Synthesis of BOEPL-L3: The highly hydrophilic but uncharged peptidoglycan linker, L3, was synthesized from saccharopeptide subunits described elsewhere [43] using standard solid phase peptide synthesis (Supplementary Figure 2). BOEPL was coupled to the linker on solid phase, and the final product was cleaved from the resin and purified using the methods described above. LRMS-LC/MS (m/z): [M+H]+ calcd for C67H94F2N10O23S, 1477; found 1478.

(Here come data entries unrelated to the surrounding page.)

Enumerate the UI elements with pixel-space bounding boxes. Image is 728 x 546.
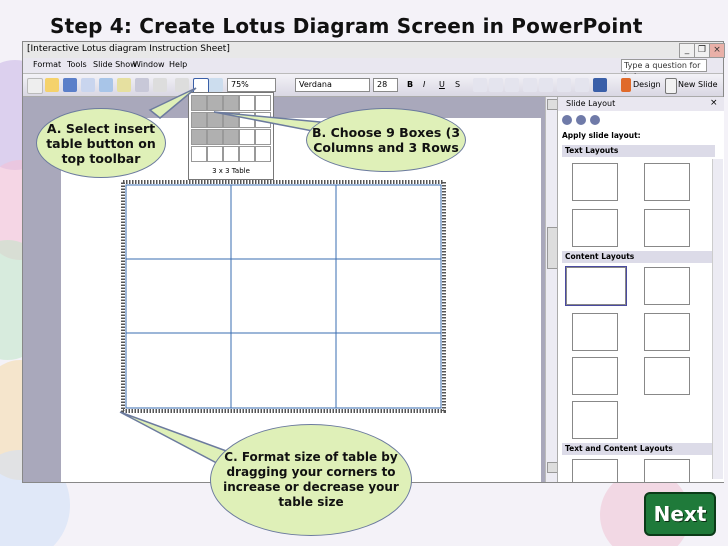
- table-picker-cell[interactable]: [255, 146, 271, 162]
- table-picker-cell[interactable]: [223, 146, 239, 162]
- table-picker-cell[interactable]: [255, 95, 271, 111]
- menu-window[interactable]: Window: [133, 60, 165, 69]
- open-icon[interactable]: [45, 78, 59, 92]
- font-color-icon[interactable]: [593, 78, 607, 92]
- new-slide-icon: [665, 78, 677, 94]
- ask-question-input[interactable]: Type a question for help: [621, 59, 707, 81]
- decrease-font-icon[interactable]: [575, 78, 589, 92]
- align-right-icon[interactable]: [505, 78, 519, 92]
- bullets-icon[interactable]: [539, 78, 553, 92]
- cut-icon[interactable]: [117, 78, 131, 92]
- save-icon[interactable]: [63, 78, 77, 92]
- table-picker-cell[interactable]: [191, 112, 207, 128]
- callout-c: C. Format size of table by dragging your…: [210, 424, 412, 536]
- table-picker-cell[interactable]: [207, 112, 223, 128]
- table-picker-cell[interactable]: [191, 146, 207, 162]
- slide-layout-pane: Slide Layout × Apply slide layout: Text …: [557, 97, 724, 483]
- callout-a: A. Select insert table button on top too…: [36, 108, 166, 178]
- table-picker-cell[interactable]: [255, 129, 271, 145]
- align-center-icon[interactable]: [489, 78, 503, 92]
- layout-content-over[interactable]: [572, 357, 618, 395]
- restore-icon[interactable]: ❐: [694, 43, 710, 58]
- new-slide-button[interactable]: New Slide: [678, 80, 718, 89]
- menu-bar: Format Tools Slide Show Window Help Type…: [23, 58, 723, 81]
- table-picker-cell[interactable]: [239, 95, 255, 111]
- layout-title-content[interactable]: [572, 313, 618, 351]
- layout-text-content[interactable]: [572, 459, 618, 483]
- bold-button[interactable]: B: [407, 80, 413, 89]
- layout-title-two-content[interactable]: [644, 313, 690, 351]
- italic-button[interactable]: I: [423, 80, 425, 89]
- minimize-icon[interactable]: _: [679, 43, 695, 58]
- home-icon[interactable]: [590, 115, 600, 125]
- table-picker-cell[interactable]: [191, 95, 207, 111]
- table-picker-cell[interactable]: [239, 146, 255, 162]
- layout-title-only[interactable]: [644, 163, 690, 201]
- design-icon: [621, 78, 631, 92]
- section-text-layouts: Text Layouts: [562, 145, 715, 157]
- slide-table[interactable]: [121, 180, 446, 413]
- layout-title-text[interactable]: [572, 209, 618, 247]
- design-button[interactable]: Design: [633, 80, 661, 89]
- window-titlebar: [Interactive Lotus diagram Instruction S…: [23, 42, 725, 58]
- close-icon[interactable]: ×: [709, 43, 725, 58]
- section-text-content-layouts: Text and Content Layouts: [562, 443, 715, 455]
- forward-icon[interactable]: [576, 115, 586, 125]
- font-name-select[interactable]: Verdana: [295, 78, 370, 92]
- numbering-icon[interactable]: [523, 78, 537, 92]
- align-left-icon[interactable]: [473, 78, 487, 92]
- layout-two-column[interactable]: [644, 209, 690, 247]
- preview-icon[interactable]: [99, 78, 113, 92]
- window-title: [Interactive Lotus diagram Instruction S…: [27, 44, 230, 54]
- layout-four-content[interactable]: [644, 357, 690, 395]
- next-button[interactable]: Next: [644, 492, 716, 536]
- table-size-picker[interactable]: 3 x 3 Table: [188, 92, 274, 180]
- print-icon[interactable]: [81, 78, 95, 92]
- page-title: Step 4: Create Lotus Diagram Screen in P…: [50, 14, 643, 38]
- table-size-label: 3 x 3 Table: [212, 167, 250, 175]
- table-picker-cell[interactable]: [239, 129, 255, 145]
- callout-b: B. Choose 9 Boxes (3 Columns and 3 Rows: [306, 108, 466, 172]
- zoom-select[interactable]: 75%: [227, 78, 276, 92]
- table-picker-cell[interactable]: [207, 129, 223, 145]
- menu-tools[interactable]: Tools: [67, 60, 87, 69]
- undo-icon[interactable]: [153, 78, 167, 92]
- menu-format[interactable]: Format: [33, 60, 61, 69]
- increase-font-icon[interactable]: [557, 78, 571, 92]
- shadow-button[interactable]: S: [455, 80, 460, 89]
- new-icon[interactable]: [27, 78, 43, 94]
- formatting-toolbar: 75% Verdana 28 B I U S Design New Slide: [23, 74, 723, 97]
- layout-title-four-content[interactable]: [572, 401, 618, 439]
- pane-title: Slide Layout: [566, 99, 616, 108]
- apply-layout-label: Apply slide layout:: [562, 131, 641, 140]
- paste-icon[interactable]: [135, 78, 149, 92]
- table-picker-cell[interactable]: [255, 112, 271, 128]
- layout-content[interactable]: [644, 267, 690, 305]
- pane-header: Slide Layout ×: [558, 97, 724, 111]
- layout-title-slide[interactable]: [572, 163, 618, 201]
- pane-scrollbar[interactable]: [712, 159, 723, 479]
- table-picker-cell[interactable]: [207, 95, 223, 111]
- table-picker-cell[interactable]: [191, 129, 207, 145]
- table-picker-cell[interactable]: [223, 129, 239, 145]
- pane-close-icon[interactable]: ×: [710, 98, 718, 108]
- table-picker-cell[interactable]: [207, 146, 223, 162]
- tables-borders-icon[interactable]: [209, 78, 223, 92]
- layout-content-text[interactable]: [644, 459, 690, 483]
- layout-blank[interactable]: [565, 266, 627, 306]
- font-size-select[interactable]: 28: [373, 78, 398, 92]
- underline-button[interactable]: U: [439, 80, 445, 89]
- chart-icon[interactable]: [175, 78, 189, 92]
- menu-slide-show[interactable]: Slide Show: [93, 60, 137, 69]
- table-picker-cell[interactable]: [239, 112, 255, 128]
- section-content-layouts: Content Layouts: [562, 251, 715, 263]
- menu-help[interactable]: Help: [169, 60, 187, 69]
- back-icon[interactable]: [562, 115, 572, 125]
- table-picker-cell[interactable]: [223, 112, 239, 128]
- table-picker-cell[interactable]: [223, 95, 239, 111]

Coupling of the near infrared fluorescent dye, S0456 to BOEPL-L2, and BOEPL-L3: As described in Supplementary Figure 1, 1 equivalent each of S0456-maleimide and BOEPL-L2 were dissolved in anhydrous DMSO, followed by addition of 5 equivalents of DIPEA. The reaction mixture was stirred under argon for 1h and the progress of the reaction was monitored using LC-MS (Supplementary Figure 3). Crude BOEPL-L2-S0456 was purified by RP-HPLC [A=2 mM ammonium acetate buffer (pH 7.0), B= acetonitrile, solvent gradient 0% B to 80% B in 35 min] to yield the requisite product. BOEPL-L3-S0456 was synthesized and purified similarly (Supplementary Figures 2 and 4). LCMS characterization of BOEPL-L2-S0456, and BOEPL-L3-S0456 are as follows; LRMS-LC/MS (m/z): [M+H]+ calcd for C100H118F2N9Na3O28S5, 2161.35; found 2162. LRMS-LC/MS (m/z): [M+H]+ calcd for C120H151F2N14Na3O39S5, 2680.85; found 2682 respectively.

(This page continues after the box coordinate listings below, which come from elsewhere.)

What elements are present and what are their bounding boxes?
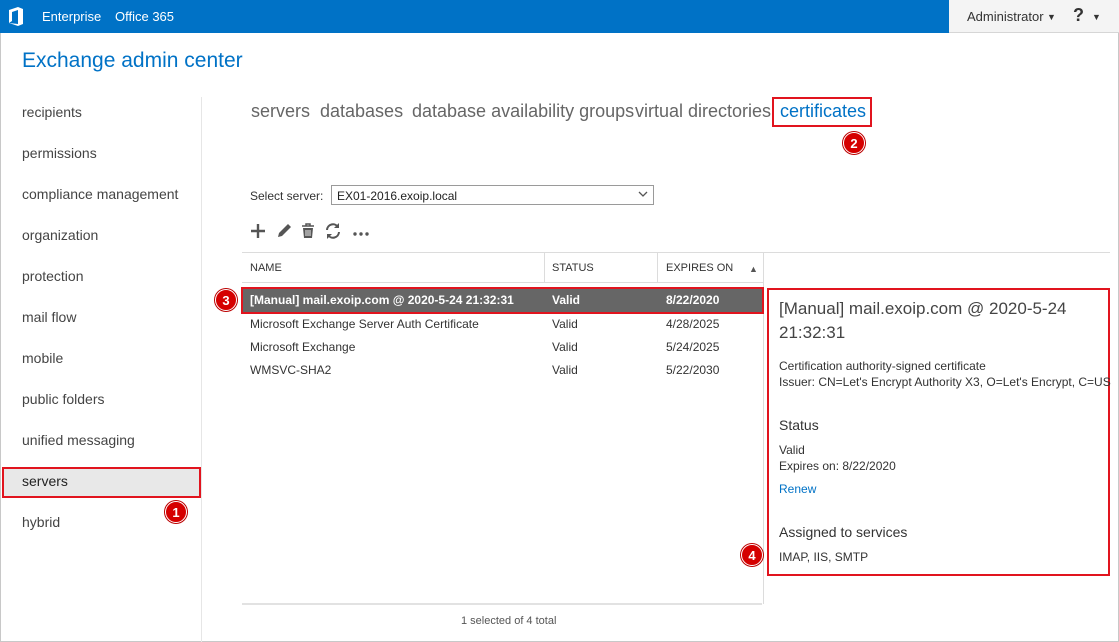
details-services-heading: Assigned to services <box>779 524 908 540</box>
server-dropdown-value: EX01-2016.exoip.local <box>337 189 458 203</box>
step-badge-4: 4 <box>741 544 763 566</box>
details-expires: Expires on: 8/22/2020 <box>779 459 896 473</box>
nav-item-recipients[interactable]: recipients <box>22 104 82 120</box>
tab-database-availability-groups[interactable]: database availability groups <box>412 101 634 122</box>
cell-expires: 5/24/2025 <box>666 340 720 354</box>
more-icon[interactable] <box>352 222 370 240</box>
step-badge-3: 3 <box>215 289 237 311</box>
selection-count: 1 selected of 4 total <box>461 615 557 627</box>
page-title: Exchange admin center <box>22 49 243 72</box>
select-server-label: Select server: <box>250 189 324 203</box>
cell-status: Valid <box>552 317 578 331</box>
user-menu[interactable]: Administrator <box>967 9 1044 24</box>
highlight-box-certificates <box>772 97 872 127</box>
table-top-border <box>242 252 1110 253</box>
step-badge-1: 1 <box>165 501 187 523</box>
nav-item-permissions[interactable]: permissions <box>22 145 97 161</box>
details-certificate-type: Certification authority-signed certifica… <box>779 359 986 373</box>
tab-databases[interactable]: databases <box>320 101 403 122</box>
help-icon[interactable]: ? <box>1073 5 1084 26</box>
office365-link[interactable]: Office 365 <box>115 9 174 24</box>
edit-icon[interactable] <box>275 222 293 240</box>
details-status-value: Valid <box>779 443 805 457</box>
chevron-down-icon <box>638 191 648 197</box>
list-footer-divider <box>242 603 762 605</box>
server-dropdown[interactable]: EX01-2016.exoip.local <box>331 185 654 205</box>
highlight-box-servers <box>2 467 201 498</box>
nav-item-hybrid[interactable]: hybrid <box>22 514 60 530</box>
nav-item-protection[interactable]: protection <box>22 268 83 284</box>
office-logo-icon[interactable] <box>8 7 24 26</box>
nav-divider <box>201 97 202 642</box>
details-issuer: Issuer: CN=Let's Encrypt Authority X3, O… <box>779 375 1111 389</box>
details-title: [Manual] mail.exoip.com @ 2020-5-24 21:3… <box>779 299 1067 342</box>
column-header-expires-on[interactable]: EXPIRES ON <box>666 262 733 274</box>
cell-status: Valid <box>552 340 578 354</box>
refresh-icon[interactable] <box>324 222 342 240</box>
nav-item-unified-messaging[interactable]: unified messaging <box>22 432 135 448</box>
highlight-box-selected-row <box>241 287 764 314</box>
column-divider <box>544 252 545 282</box>
cell-expires: 5/22/2030 <box>666 363 720 377</box>
cell-name[interactable]: Microsoft Exchange Server Auth Certifica… <box>250 317 479 331</box>
nav-item-mobile[interactable]: mobile <box>22 350 63 366</box>
tab-virtual-directories[interactable]: virtual directories <box>635 101 771 122</box>
nav-item-compliance-management[interactable]: compliance management <box>22 186 178 202</box>
cell-expires: 4/28/2025 <box>666 317 720 331</box>
nav-item-organization[interactable]: organization <box>22 227 98 243</box>
details-status-heading: Status <box>779 417 819 433</box>
nav-item-mail-flow[interactable]: mail flow <box>22 309 76 325</box>
column-header-name[interactable]: NAME <box>250 262 282 274</box>
delete-icon[interactable] <box>299 222 317 240</box>
column-header-status[interactable]: STATUS <box>552 262 594 274</box>
add-icon[interactable] <box>249 222 267 240</box>
cell-name[interactable]: WMSVC-SHA2 <box>250 363 331 377</box>
enterprise-link[interactable]: Enterprise <box>42 9 101 24</box>
chevron-down-icon[interactable]: ▼ <box>1047 12 1056 22</box>
renew-link[interactable]: Renew <box>779 482 816 496</box>
cell-status: Valid <box>552 363 578 377</box>
cell-name[interactable]: Microsoft Exchange <box>250 340 355 354</box>
step-badge-2: 2 <box>843 132 865 154</box>
column-divider <box>657 252 658 282</box>
tab-servers[interactable]: servers <box>251 101 310 122</box>
sort-ascending-icon[interactable]: ▲ <box>749 264 758 274</box>
details-services: IMAP, IIS, SMTP <box>779 550 869 564</box>
nav-item-public-folders[interactable]: public folders <box>22 391 105 407</box>
table-header-border <box>242 282 763 283</box>
chevron-down-icon[interactable]: ▼ <box>1092 12 1101 22</box>
top-bar: Enterprise Office 365 Administrator ▼ ? … <box>0 0 1119 33</box>
top-right-area: Administrator ▼ ? ▼ <box>949 0 1119 33</box>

Cell culture: MDA-MB-231 breast cancer cells, HEC-1B endometrial cancer cells and OVCAR-3 ovarian cancer cells (purchased from ATCC) were cultured as a monolayer in RPMI 1640 medium supplemented with 10 % fetal bovine serum, 1% of 2 mM glutamine, and 1% penicillin-streptomycin at 37°C in a 5% CO2 and 95% humidified atmosphere.

Binding assay: 100,000 MDA-MB-231 or cells were seeded into 24 well plates and allowed to grow to monolayers over 48 h. Spent medium was replaced with fresh medium containing various concentrations of the dye conjugate (BOEPL-L2-S0456 or BOEPL-L3-S0456). After incubation for 1 h at 37°C, the cells were washed 3x with fresh medium and dissolved in 0.5% SDS. The cell bound fluorescence was measured using a fluorescence spectrophotometer.

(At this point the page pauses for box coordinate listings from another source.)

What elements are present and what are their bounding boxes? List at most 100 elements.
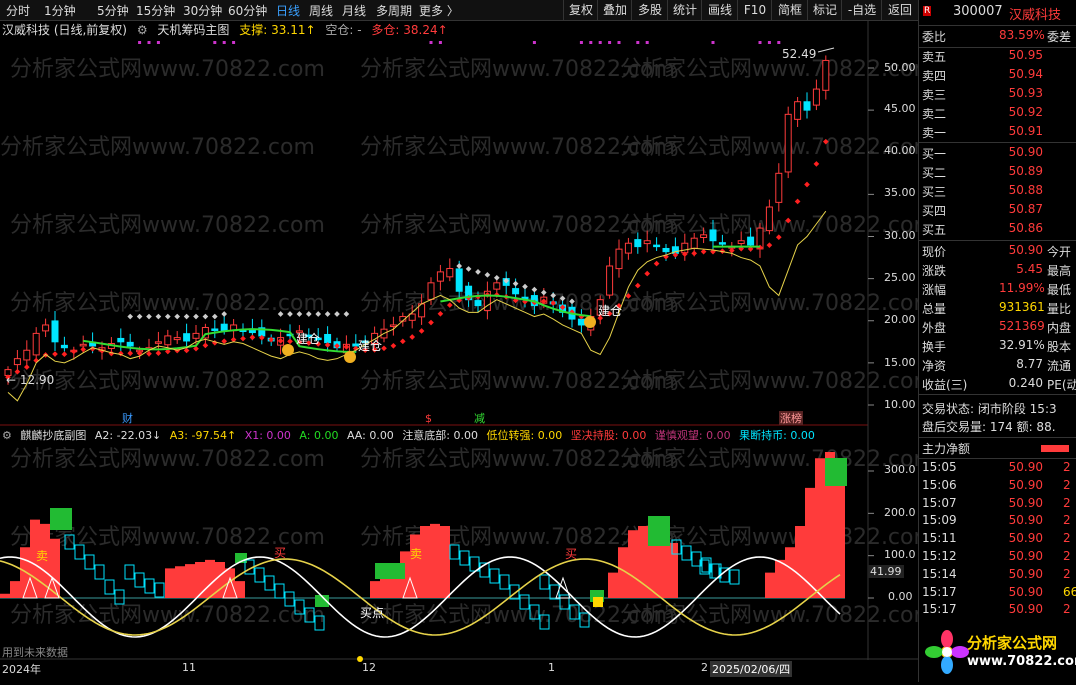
ask-row-label: 卖五: [922, 50, 947, 64]
watermark-text: 分析家公式网www.70822.com: [10, 57, 325, 82]
tick-row-label: 15:14: [922, 566, 957, 581]
stock-name[interactable]: 汉威科技: [1009, 4, 1061, 23]
cyan-hollow-bar: [254, 567, 265, 583]
candle-body: [624, 242, 632, 254]
date-tick: 11: [182, 661, 196, 674]
tick-row-label: 15:07: [922, 495, 957, 510]
ask-row-value: 50.93: [1008, 86, 1043, 100]
purple-marker: [758, 41, 762, 44]
stat-row-side: 量比: [1047, 302, 1072, 316]
candle-body: [606, 265, 614, 296]
stop-line-dot: [484, 272, 491, 278]
cai-marker: 财: [122, 411, 133, 425]
purple-marker: [598, 41, 602, 44]
ask-row: 卖一 50.91: [919, 124, 1076, 142]
sell-label: 卖: [36, 549, 48, 563]
stat-row-side: 最高: [1047, 264, 1072, 278]
candle-body: [512, 288, 520, 295]
candle-body: [51, 320, 59, 343]
stock-identity: R 300007 汉威科技: [919, 4, 1076, 24]
main-flow-bar: [1041, 445, 1069, 452]
candle-body: [455, 268, 463, 292]
sell-label: 卖: [410, 547, 422, 561]
price-tick: 45.00: [884, 102, 916, 115]
tick-row: 15:12 50.90 2: [919, 549, 1076, 567]
candle-body: [192, 332, 200, 339]
buy-line-dot: [399, 338, 406, 345]
cyan-hollow-bar: [729, 569, 740, 585]
tick-row-side: 2: [1063, 460, 1071, 474]
purple-marker: [617, 41, 621, 44]
tick-row: 15:17 50.90 2: [919, 602, 1076, 620]
buy-line-dot: [653, 260, 660, 267]
buy-line-dot: [221, 338, 228, 345]
buy-line-dot: [202, 342, 209, 349]
tick-row-side: 2: [1063, 566, 1071, 581]
tick-row: 15:05 50.90 2: [919, 460, 1076, 478]
sub-settings-icon[interactable]: ⚙: [2, 429, 12, 442]
candle-body: [60, 344, 68, 349]
candle-body: [23, 349, 31, 361]
purple-marker: [579, 41, 583, 44]
purple-marker: [438, 41, 442, 44]
weibi-value: 83.59%: [999, 28, 1045, 42]
sub-indicator-name[interactable]: 麒麟抄底副图: [20, 429, 86, 442]
jian-marker: 减: [474, 412, 485, 425]
a3-value: A3: -97.54↑: [169, 429, 237, 442]
price-tick: 10.00: [884, 398, 916, 411]
buy-line-dot: [249, 334, 256, 341]
weibi-label: 委比: [922, 30, 947, 44]
candle-body: [765, 206, 773, 232]
buy-line-dot: [691, 250, 698, 257]
candle-body: [324, 333, 332, 344]
price-tick: 15.00: [884, 356, 916, 369]
purple-marker: [767, 41, 771, 44]
stat-row-label: 总量: [922, 302, 947, 316]
stat-row: 总量 931361 量比: [919, 300, 1076, 318]
stat-row-value: 5.45: [1016, 262, 1043, 276]
bid-row-value: 50.88: [1008, 183, 1043, 197]
tick-row-value: 50.90: [1008, 495, 1043, 510]
watermark-text: 分析家公式网www.70822.com: [620, 291, 918, 316]
stat-row-side: 最低: [1047, 283, 1072, 297]
candle-body: [408, 313, 416, 321]
jinshen-value: 谨慎观望: 0.00: [654, 429, 731, 442]
purple-marker: [777, 41, 781, 44]
tick-row-side: 2: [1063, 549, 1071, 563]
high-arrow-icon: [817, 47, 835, 53]
buy-line-dot: [240, 335, 246, 342]
tick-row-value: 50.90: [1008, 477, 1043, 492]
tick-row-label: 15:17: [922, 602, 957, 617]
buy-line-dot: [794, 198, 801, 205]
stop-line-dot: [334, 311, 340, 317]
watermark-text: 分析家公式网www.70822.com: [620, 57, 918, 82]
main-flow-row[interactable]: 主力净额: [919, 440, 1076, 458]
ask-row: 卖二 50.92: [919, 105, 1076, 123]
stat-row-side: 股本: [1047, 340, 1072, 354]
a2-value: A2: -22.03↓: [94, 429, 162, 442]
candle-body: [117, 337, 125, 343]
candle-body: [577, 318, 585, 326]
tick-row: 15:11 50.90 2: [919, 531, 1076, 549]
tick-row-label: 15:06: [922, 477, 957, 492]
bid-row-label: 买一: [922, 147, 947, 161]
candle-body: [389, 324, 397, 327]
bid-row-value: 50.90: [1008, 145, 1043, 159]
dollar-marker-icon: $: [425, 412, 432, 425]
candle-body: [474, 300, 482, 307]
stat-row-label: 涨跌: [922, 264, 947, 278]
stat-row-side: 流通: [1047, 359, 1072, 373]
stop-line-dot: [465, 266, 472, 272]
after-hours-text: 盘后交易量: 174 额: 88.: [922, 420, 1056, 434]
tick-row-value: 50.90: [1008, 513, 1043, 528]
stat-row-side: 今开: [1047, 245, 1072, 259]
stat-row-side: PE(动: [1047, 378, 1076, 392]
watermark-text: 分析家公式网www.70822.com: [10, 369, 325, 394]
purple-marker: [213, 41, 217, 44]
price-tick: 25.00: [884, 271, 916, 284]
date-tick: 2024年: [2, 663, 41, 676]
tick-row-side: 2: [1063, 531, 1071, 546]
stat-row: 外盘 521369 内盘: [919, 319, 1076, 337]
stop-line-dot: [324, 311, 331, 317]
stat-row: 净资 8.77 流通: [919, 357, 1076, 375]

Animal husbandry and tumor implantation: All animal procedures were approved by the Purdue Animal Care and Use Committee. Female athymic nu/nu mice, 5-6 weeks of age, were acquired from Harlan Laboratories and maintained on a standard 12 h light-dark cycle with unlimited access to normal rodent chow and water. When desired, mice were injected subcutaneously in the right hind flank with 5 × 106 MDA-MB-231, OVCAR-3, or HEC-1B cells, and tumors were allowed to grow to 200-300 mm3.

In vivo fluorescence imaging and biodistribution: Following development of subcutaneous tumor xenografts, mice were intravenously injected (via tail vein) with the 10 nanomoles of fluorescence dye conjugate (BOEPL-L2-S0456, or BOEPL-L3-S0456) either in the presence or absence of a 100-fold excess of the unlabeled conjugates. Animals were euthanized at various time points post injection by CO2 asphyxiation, and whole-body images were acquired using a Caliper IVIS Luminal II. Organs were then harvested and imaged to quantitate accumulation of conjugate in desired organs. The image acquisition parameters were as follows: i) lamp level-high, ii) excitation-745 nm, iii) emission-ICG, iv) binning (M) 4M, (v) f-stop- 4, (vi) FOV-12.5, (vii) acquisition time, 1 s.